I settled, such as it is, on Felicia Hardy, but even that’s perhaps shaky. Kevin Smith made one reference to Felicia being interested in women as well as men in his Spider-Man/Black Cat mini-series, but a) it was one caption in one panel, and b) that mini-series is generally better left forgotten. However, Tom DeFalco did establish very clearly in Spider-Girl that Felicia was bisexual. She’d been married to Flash Thompson, and they’d had two kids together. But at some point, they got divorced, and Felicia met Diana, and the two of them were together. I’ll confess, I’m pretty sure the implications of what Felicia was saying didn’t sink the first time I read that comic. You’d think them holding hands would have tipped me off, but I’m a little slow sometimes, and I think this was an interlude during some big fight scene at the Fantastic Five’s headquarters, so I was probably rushing through it.

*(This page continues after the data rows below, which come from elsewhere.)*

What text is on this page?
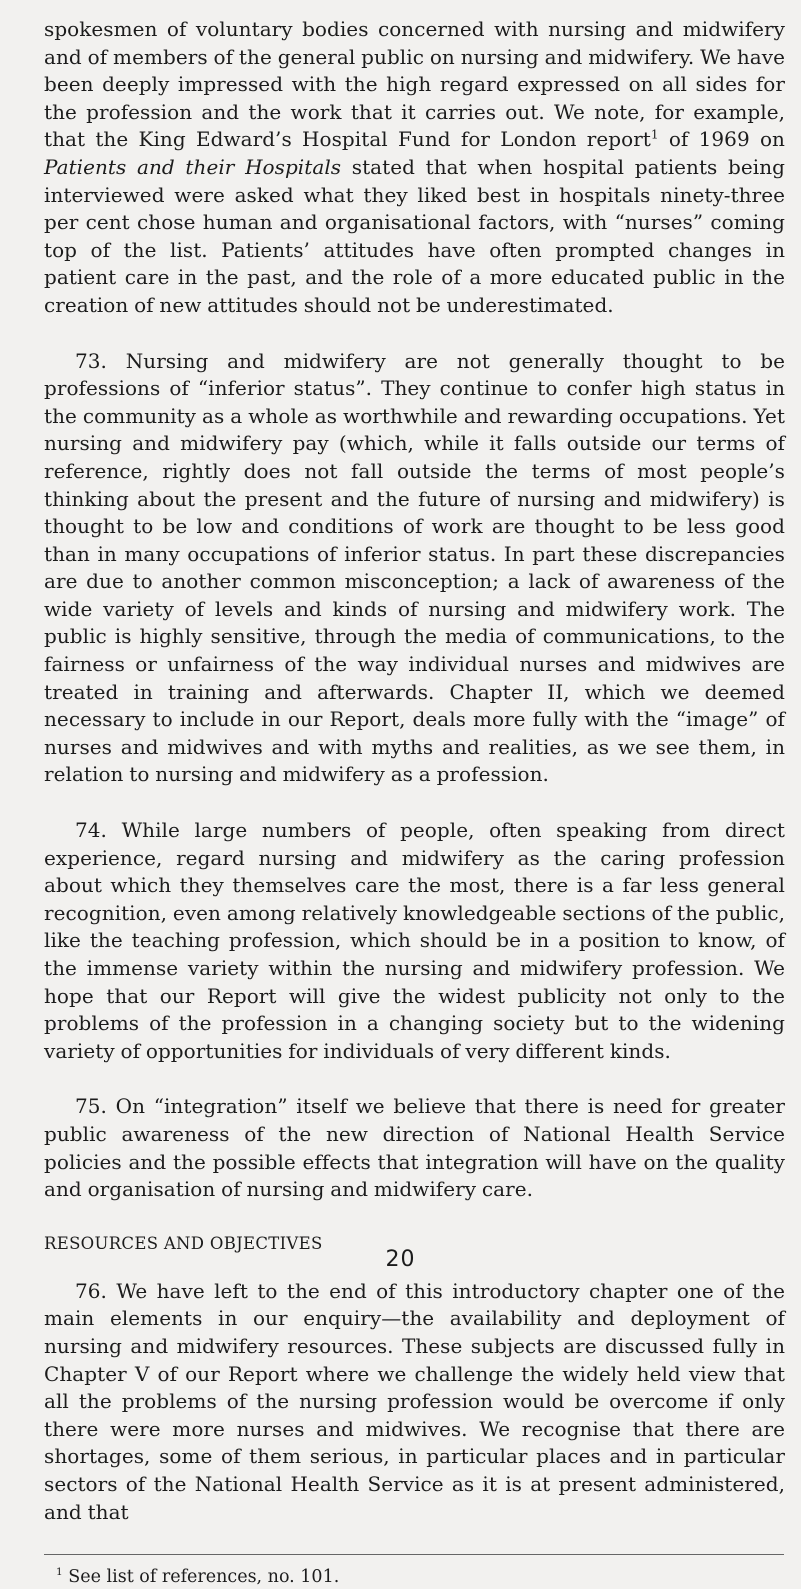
spokesmen of voluntary bodies concerned with nursing and midwifery and of members of the general public on nursing and midwifery. We have been deeply impressed with the high regard expressed on all sides for the profession and the work that it carries out. We note, for example, that the King Edward’s Hospital Fund for London report$^1$ of 1969 on Patients and their Hospitals stated that when hospital patients being interviewed were asked what they liked best in hospitals ninety-three per cent chose human and organisational factors, with “nurses” coming top of the list. Patients’ attitudes have often prompted changes in patient care in the past, and the role of a more educated public in the creation of new attitudes should not be underestimated.

73. Nursing and midwifery are not generally thought to be professions of “inferior status”. They continue to confer high status in the community as a whole as worthwhile and rewarding occupations. Yet nursing and midwifery pay (which, while it falls outside our terms of reference, rightly does not fall outside the terms of most people’s thinking about the present and the future of nursing and midwifery) is thought to be low and conditions of work are thought to be less good than in many occupations of inferior status. In part these discrepancies are due to another common misconception; a lack of awareness of the wide variety of levels and kinds of nursing and midwifery work. The public is highly sensitive, through the media of communications, to the fairness or unfairness of the way individual nurses and midwives are treated in training and afterwards. Chapter II, which we deemed necessary to include in our Report, deals more fully with the “image” of nurses and midwives and with myths and realities, as we see them, in relation to nursing and midwifery as a profession.

74. While large numbers of people, often speaking from direct experience, regard nursing and midwifery as the caring profession about which they themselves care the most, there is a far less general recognition, even among relatively knowledgeable sections of the public, like the teaching profession, which should be in a position to know, of the immense variety within the nursing and midwifery profession. We hope that our Report will give the widest publicity not only to the problems of the profession in a changing society but to the widening variety of opportunities for individuals of very different kinds.

75. On “integration” itself we believe that there is need for greater public awareness of the new direction of National Health Service policies and the possible effects that integration will have on the quality and organisation of nursing and midwifery care.

RESOURCES AND OBJECTIVES

76. We have left to the end of this introductory chapter one of the main elements in our enquiry—the availability and deployment of nursing and midwifery resources. These subjects are discussed fully in Chapter V of our Report where we challenge the widely held view that all the problems of the nursing profession would be overcome if only there were more nurses and midwives. We recognise that there are shortages, some of them serious, in particular places and in particular sectors of the National Health Service as it is at present administered, and that

$^1$ See list of references, no. 101.

20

I don’t think it got a lot of play. Felicia wasn’t in the book a whole lot, mostly during the stretch when her daughter, Felicity, was trying hard to convince Mayday they should be a crimefighting duo (with Felicity dressing as the Scarlet Spider), much to Felicia’s consternation. Mayday wasn’t terribly thrilled with it either. We did find out Felicity wasn’t entirely happy with her mother’s decisions, though I think DeFalco meant it as Felicity blamed Diana for breaking up her parents’ marriage, or blocking any chance of them getting back together, rather than Felicity being homophobic. We didn’t ever get to see mother and daughter sit down and clear the air the way Mayday did with both of her parents so often, and Felicia never showed up during the stretch when Mayday was dating Gene Thompson. I’d have been interested to learn what she thought of that pairing. Would she have seen enough of Peter’s sense of responsibility in Mayday to obliquely advise Gene to stay away?

Anyway, it never struck me as an out-of-character development for Felicia Hardy. It wasn’t difficult to see her and Flash drifting apart, or to see her meeting Diana, feeling a connection, and pursuing a relationship with her. She’s spent most of her life making her own choices, saying how she felt, doing what she liked, and dealing with the consequences as best she can. I can’t see her letting other people’s expectations of what they think is right deter her from being with someone she decides means something to her.

Both pages are from Spider-Girl. The first is probably issue 47, so DeFalco (script and co-plotting), Frenz (co-plotting and pencils), John Livesay (inks), Heroic Age and Christie Scheele (colors), and John Workman (lettering). The other would have been shortly after that, probably 48 or 49. So it's probably Defalco (script and co-plot), Pat Olliffe (co-plot and pencils), Al Williamson (inker), Angelo Tsang and Calvin Lo (colors), and Randy Gentile (lettering).